The high volume opportunity for ReRAM is seen as NAND Flash replacement for the mass storage market. Here, the SSD will be the main driver as the technology moves from enterprise (server) based system to the desktop and laptop. This will start to occur when the (incumbent) NAND technology finally runs out of steam. Predicting this is fraught with uncertainty but SanDisk have been quoted as saying that there are two nodes left for conventional planar NAND (1Ynm later this year and 1Z next year). At that point, 3D NAND is seen as the successor, in SanDisk’s case, based on Toshiba’s BICS architecture. This basically involves building the NAND strings perpendicular to the wafer rather than in the plane of the wafer. 3D NAND has scaling issues of its own and when that limit is reached, the big opportunity for ReRAM is foreseen provided it is ready with cost-competitive chips with comparable density to 3D NAND. The big question, of course, is when will this occur?
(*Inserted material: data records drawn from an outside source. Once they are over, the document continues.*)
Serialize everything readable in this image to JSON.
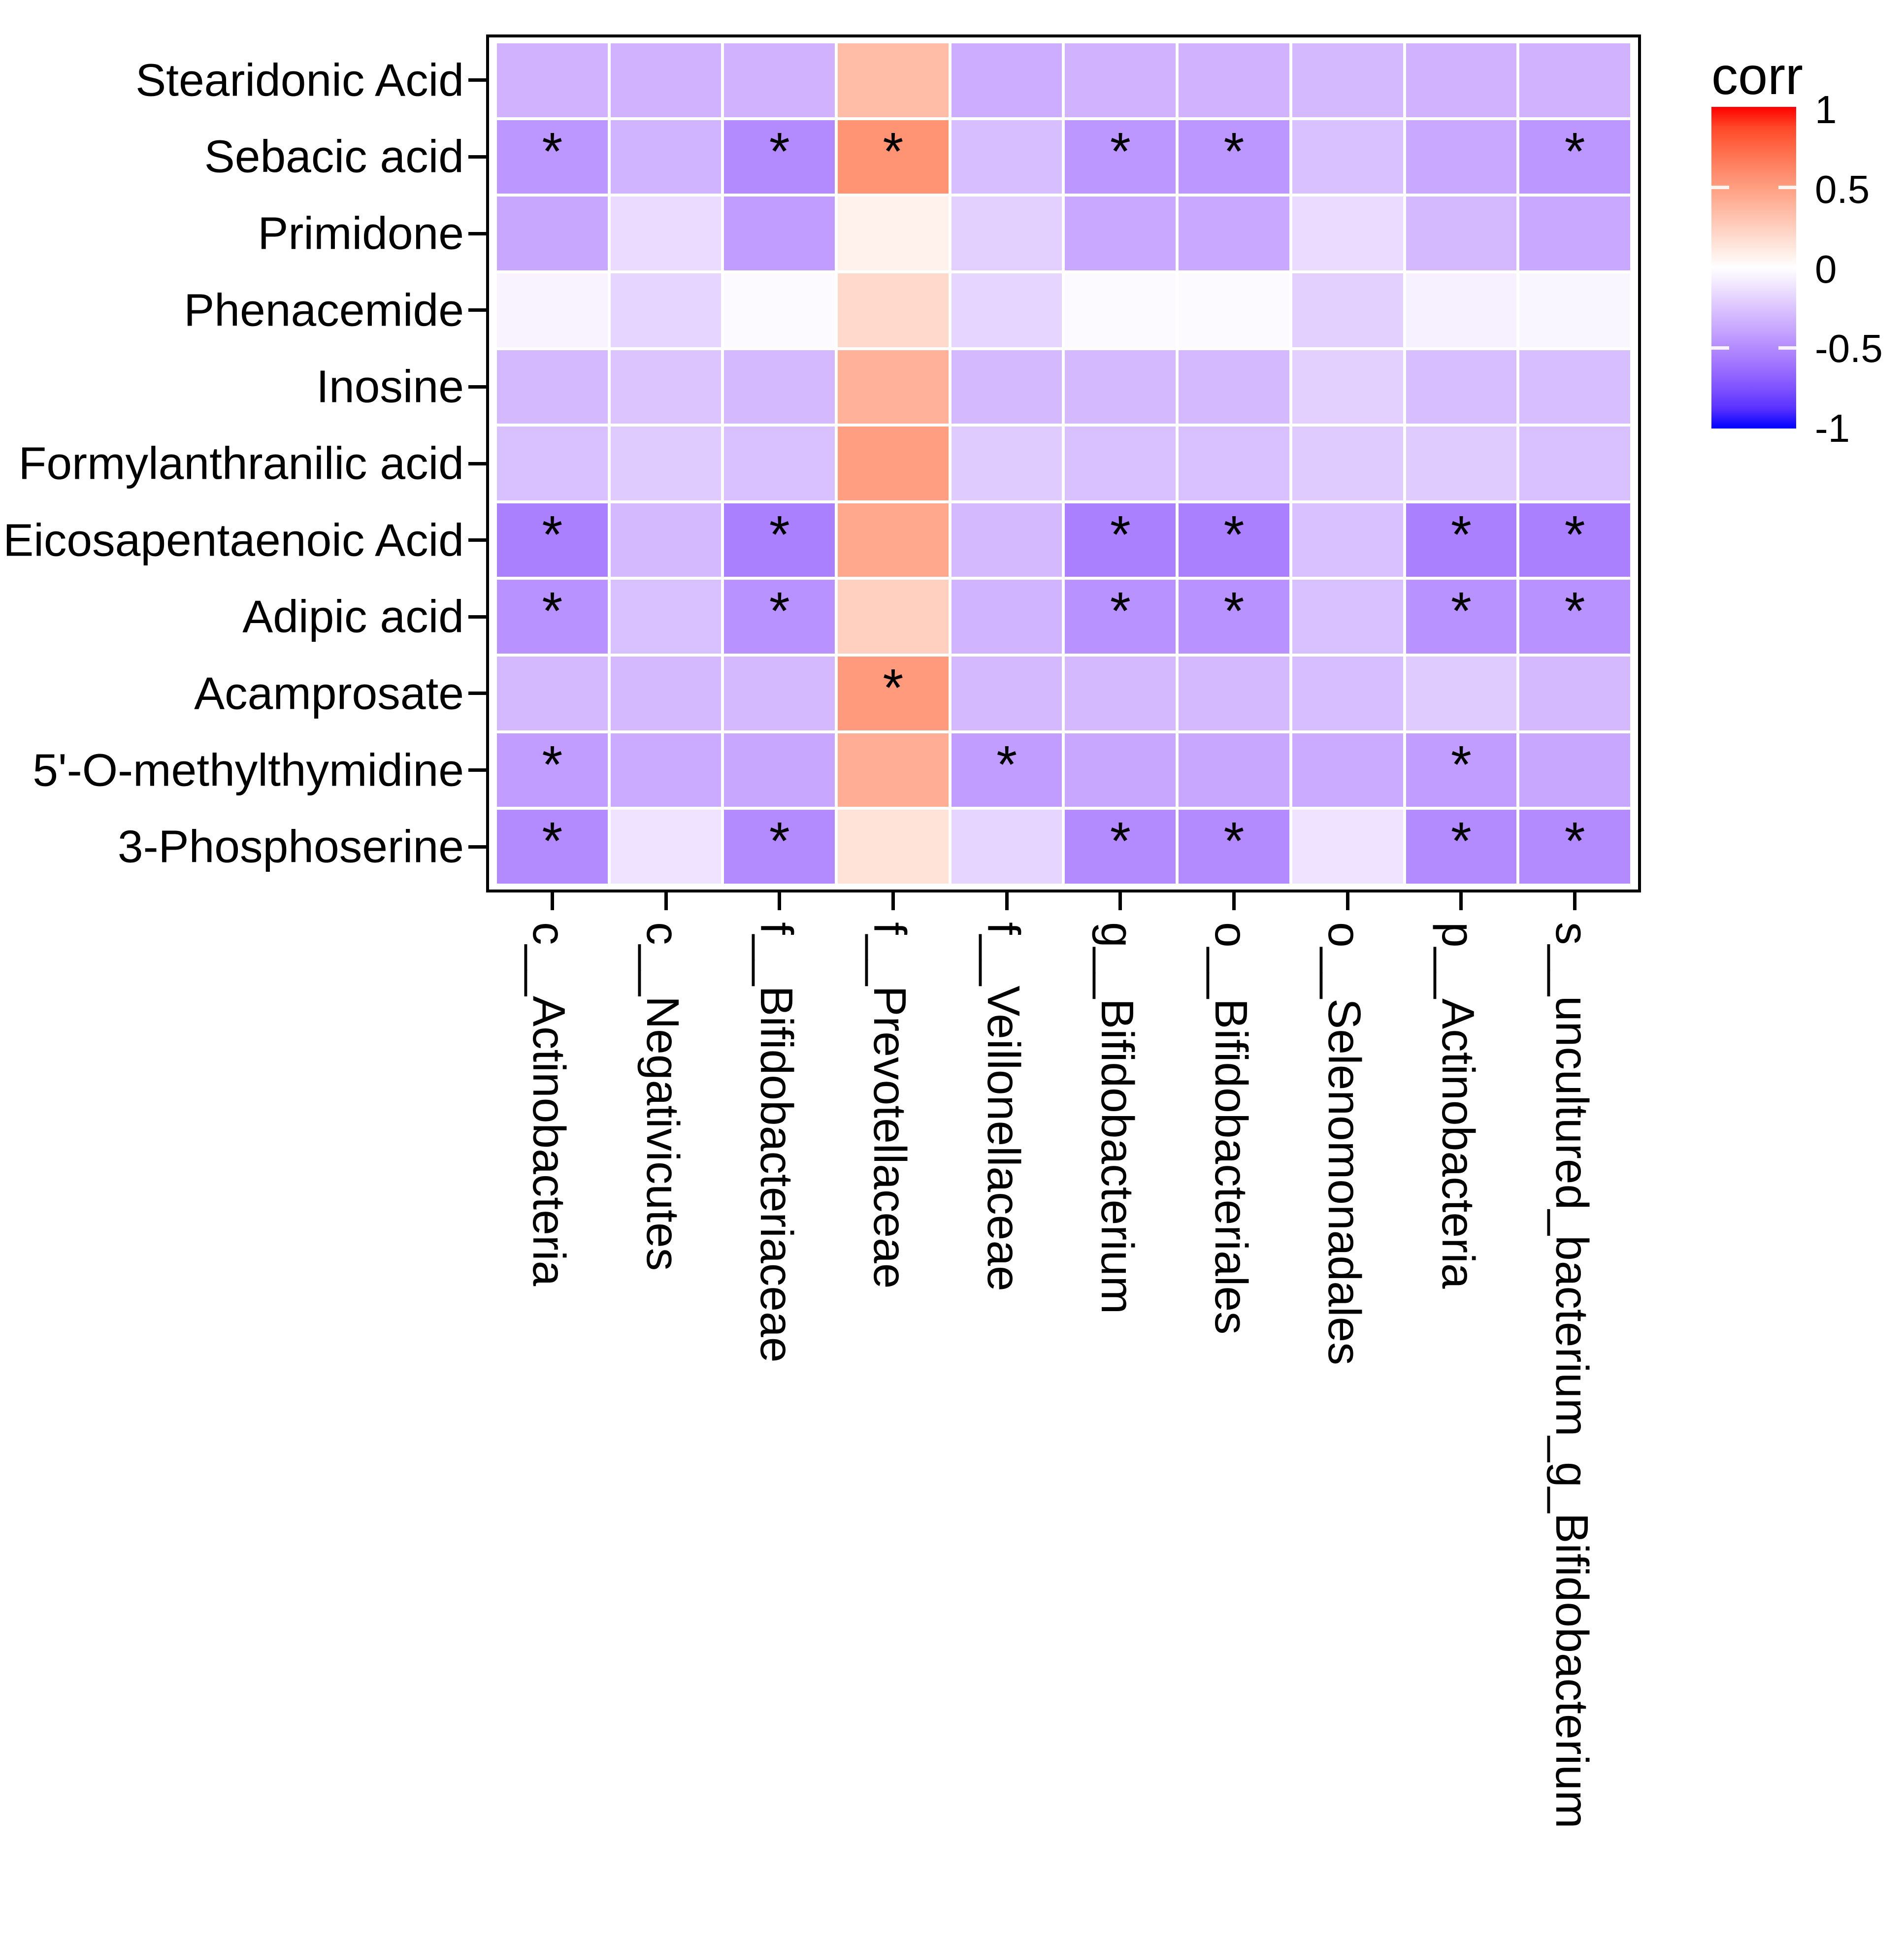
{
  "legend": {
    "title": "corr",
    "tick_labels": [
      "1",
      "0.5",
      "0",
      "-0.5",
      "-1"
    ]
  },
  "chart_data": {
    "type": "heatmap",
    "title": "",
    "x_categories": [
      "c__Actinobacteria",
      "c__Negativicutes",
      "f__Bifidobacteriaceae",
      "f__Prevotellaceae",
      "f__Veillonellaceae",
      "g__Bifidobacterium",
      "o__Bifidobacteriales",
      "o__Selenomonadales",
      "p__Actinobacteria",
      "s__uncultured_bacterium_g_Bifidobacterium"
    ],
    "y_categories": [
      "Stearidonic Acid",
      "Sebacic acid",
      "Primidone",
      "Phenacemide",
      "Inosine",
      "Formylanthranilic acid",
      "Eicosapentaenoic Acid",
      "Adipic acid",
      "Acamprosate",
      "5'-O-methylthymidine",
      "3-Phosphoserine"
    ],
    "values": [
      [
        -0.33,
        -0.33,
        -0.33,
        0.35,
        -0.35,
        -0.33,
        -0.33,
        -0.3,
        -0.33,
        -0.33
      ],
      [
        -0.45,
        -0.32,
        -0.5,
        0.55,
        -0.28,
        -0.45,
        -0.45,
        -0.27,
        -0.37,
        -0.45
      ],
      [
        -0.38,
        -0.15,
        -0.42,
        0.07,
        -0.2,
        -0.37,
        -0.37,
        -0.15,
        -0.3,
        -0.37
      ],
      [
        -0.05,
        -0.18,
        -0.02,
        0.2,
        -0.18,
        -0.02,
        -0.02,
        -0.2,
        -0.06,
        -0.04
      ],
      [
        -0.3,
        -0.25,
        -0.3,
        0.4,
        -0.3,
        -0.3,
        -0.3,
        -0.2,
        -0.28,
        -0.28
      ],
      [
        -0.27,
        -0.22,
        -0.27,
        0.5,
        -0.22,
        -0.27,
        -0.27,
        -0.22,
        -0.22,
        -0.27
      ],
      [
        -0.55,
        -0.3,
        -0.55,
        0.45,
        -0.3,
        -0.55,
        -0.55,
        -0.27,
        -0.55,
        -0.55
      ],
      [
        -0.47,
        -0.27,
        -0.47,
        0.25,
        -0.32,
        -0.47,
        -0.47,
        -0.27,
        -0.47,
        -0.47
      ],
      [
        -0.3,
        -0.3,
        -0.3,
        0.52,
        -0.3,
        -0.3,
        -0.3,
        -0.28,
        -0.22,
        -0.3
      ],
      [
        -0.42,
        -0.36,
        -0.38,
        0.42,
        -0.42,
        -0.38,
        -0.38,
        -0.36,
        -0.42,
        -0.38
      ],
      [
        -0.5,
        -0.12,
        -0.5,
        0.15,
        -0.18,
        -0.5,
        -0.5,
        -0.12,
        -0.5,
        -0.5
      ]
    ],
    "significance": [
      [
        0,
        0,
        0,
        0,
        0,
        0,
        0,
        0,
        0,
        0
      ],
      [
        1,
        0,
        1,
        1,
        0,
        1,
        1,
        0,
        0,
        1
      ],
      [
        0,
        0,
        0,
        0,
        0,
        0,
        0,
        0,
        0,
        0
      ],
      [
        0,
        0,
        0,
        0,
        0,
        0,
        0,
        0,
        0,
        0
      ],
      [
        0,
        0,
        0,
        0,
        0,
        0,
        0,
        0,
        0,
        0
      ],
      [
        0,
        0,
        0,
        0,
        0,
        0,
        0,
        0,
        0,
        0
      ],
      [
        1,
        0,
        1,
        0,
        0,
        1,
        1,
        0,
        1,
        1
      ],
      [
        1,
        0,
        1,
        0,
        0,
        1,
        1,
        0,
        1,
        1
      ],
      [
        0,
        0,
        0,
        1,
        0,
        0,
        0,
        0,
        0,
        0
      ],
      [
        1,
        0,
        0,
        0,
        1,
        0,
        0,
        0,
        1,
        0
      ],
      [
        1,
        0,
        1,
        0,
        0,
        1,
        1,
        0,
        1,
        1
      ]
    ],
    "significance_marker": "*",
    "colorbar": {
      "title": "corr",
      "domain": [
        -1,
        1
      ],
      "ticks": [
        1,
        0.5,
        0,
        -0.5,
        -1
      ],
      "low_color": "#0000FF",
      "mid_color": "#FFFFFF",
      "high_color": "#FF0000",
      "interpolation": "lab",
      "position": "right"
    },
    "axis_text_rotation_x": 90,
    "grid": false
  }
}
Yole at least are fairly unequivocal in stating that use of ReRAM (or 3D ReRAM) could start in the 2017-2018 time frame with ReRAM revenues surging from 2018. Again the initial opportunity will be in enterprise systems where the projected superior performance of ReRAM over highly scaled NAND Flash will be the driver as costs are driven down towards 3D NAND levels.

Another point alluded to in the Yole report is that ReRAM adoption is critically dependent on the major existing memory suppliers. At present 5 companies* (see if you can name them!) account for 90% of combined DRAM and NAND sales. It seems inconceivable that a company outside this group else could be in a position to supply ReRAM chips that would satisfy the mass storage market by 2018. Of course that it is not to say another company could not provide/license ReRAM technology or IP to one of the big 5 by 2018 as ARM have shown in the microprocessor market (apologies for the double negative….).